Malcolm Wilson should drop Ott Tanak more often. Once again, the Estonian has bounced back with even more speed to return himself for a third stint in Wilson's A-team. And this time, you really do have the feeling his stay in an official Ford Fiesta WRC will be an extended one.

Let's be honest, Tanak's speed has never been in doubt - his ability to drive around a problem or through a rally without creating a problem, less so. That's where he scored so well this season. And in his creativeness in getting around the trickiest of questions - demonstrated brilliantly when asked on live television if he'd arrived late to the Coffs Harbour stage because he'd been caught cheating.

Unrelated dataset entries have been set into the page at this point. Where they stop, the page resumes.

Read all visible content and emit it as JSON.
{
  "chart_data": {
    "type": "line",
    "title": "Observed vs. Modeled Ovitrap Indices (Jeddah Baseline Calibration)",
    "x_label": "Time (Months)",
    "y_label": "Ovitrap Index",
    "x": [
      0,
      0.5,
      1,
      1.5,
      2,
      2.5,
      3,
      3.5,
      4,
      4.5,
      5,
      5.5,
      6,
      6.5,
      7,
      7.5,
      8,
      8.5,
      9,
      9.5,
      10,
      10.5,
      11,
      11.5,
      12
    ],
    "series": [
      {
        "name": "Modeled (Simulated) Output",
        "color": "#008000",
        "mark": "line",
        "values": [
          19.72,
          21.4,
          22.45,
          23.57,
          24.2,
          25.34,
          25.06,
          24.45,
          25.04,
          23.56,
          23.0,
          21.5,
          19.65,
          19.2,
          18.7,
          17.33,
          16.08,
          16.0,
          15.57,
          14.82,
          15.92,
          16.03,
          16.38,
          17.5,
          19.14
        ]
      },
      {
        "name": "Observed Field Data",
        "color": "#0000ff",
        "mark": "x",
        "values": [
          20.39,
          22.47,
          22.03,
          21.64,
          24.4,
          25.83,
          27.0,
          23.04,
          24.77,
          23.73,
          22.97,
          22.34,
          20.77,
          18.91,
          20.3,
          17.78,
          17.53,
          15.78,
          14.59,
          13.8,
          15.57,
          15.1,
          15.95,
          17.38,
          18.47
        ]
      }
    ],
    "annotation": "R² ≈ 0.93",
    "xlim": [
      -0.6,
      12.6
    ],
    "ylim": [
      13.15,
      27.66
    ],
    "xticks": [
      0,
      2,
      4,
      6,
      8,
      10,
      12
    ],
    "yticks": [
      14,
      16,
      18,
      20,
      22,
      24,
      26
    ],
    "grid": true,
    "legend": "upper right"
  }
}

"You have funny questions," was the blockbuster reply.

But most of all, Tanak rates third in our WRC rundown because of Poland. This year's Mikolajki-based WRC counter was one of the most emotionally charged rallies in years. As he had been 12 months ago, Tanak was untouchable between the Polish lakes and he led comfortably into the final day... only to suffer a heartbreaking puncture.

At the finish, he'd still scored his best ever result on a world championship with second place. Fighting back the tears, he stared straight ahead and said: "Second means nothing."

Powerful stuff from an increasingly powerful and potent WRC force.

2. KRIS MEEKE
Team: PH Sport (Citroen)
Starts: 7
Wins: 2
Championship position: 9th

Kris Meeke's improvement this season was one he predicted a decade ago, maybe even longer. The Northern Irishman has only ever wanted for job security instead of the hand-to-mouth, rally-here-rally-there existence he'd endured for far too long. Give him a future and he'd show you what he could do.

This year, he did that in spades. Meeke was sublime.

Admittedly, he did much of his winning from a position on the road that could certainly be described as favourable, and he did it from the comparatively pressure-free existence of a private driver without a care for manufacturer points.

On the other hand, he did it in a car that had been development-free for at least two years and on dampers that weren't markedly different to those that first connected a Xsara to the road more than a decade earlier.

Meeke changed more in the last year than I can ever remember. In Portugal and Finland, he exuded the kind of confidence needed to lead two of the most technically challenging rallies pretty much for their duration. And he did it without even a hint of a wobble.

Meeke's time on the first run through Ouninpohja was right up there with anything Burns or McRae produced. But taking 35 seconds out of anybody and everybody on Sunday morning's 33-miler in Corsica was probably even better.

1. SEBASTIEN OGIER
Team: Volkswagen
Starts: 13
Wins: 6
Championship position: 1st

As a professional World Rally Car driver, this was Sebastien Ogier's second worst year. In his rookie season on the front line, he scored five wins for Citroen - he only managed one more than that this year. He won a third fewer rallies than he did in his first season in a Volkswagen Polo.

The numbers don't lie. They can't. What they can do and have done is twist the view of what was arguable Ogier's finest season yet in world rallying.

A pre-season regulation change made this an unwinnable year for him, but all that did was reinforce an iron will not to be beaten. Rarely has one driver relished offering a two-fingered salute to the governing body and its set of rules aimed solely at slowing him down.

Undoubtedly, the FIA's decision to make the championship leader (ie Ogier) run first on the road for the first two days spiced the series up, and gave us more individual rally winners than in any year since 2002.

But they also drove Ogier to distraction. Fortunately, he demonstrated the wherewithal to drive faster and more consistently than ever before. Two mistakes all season on his way to title number four. That's why he remains number one.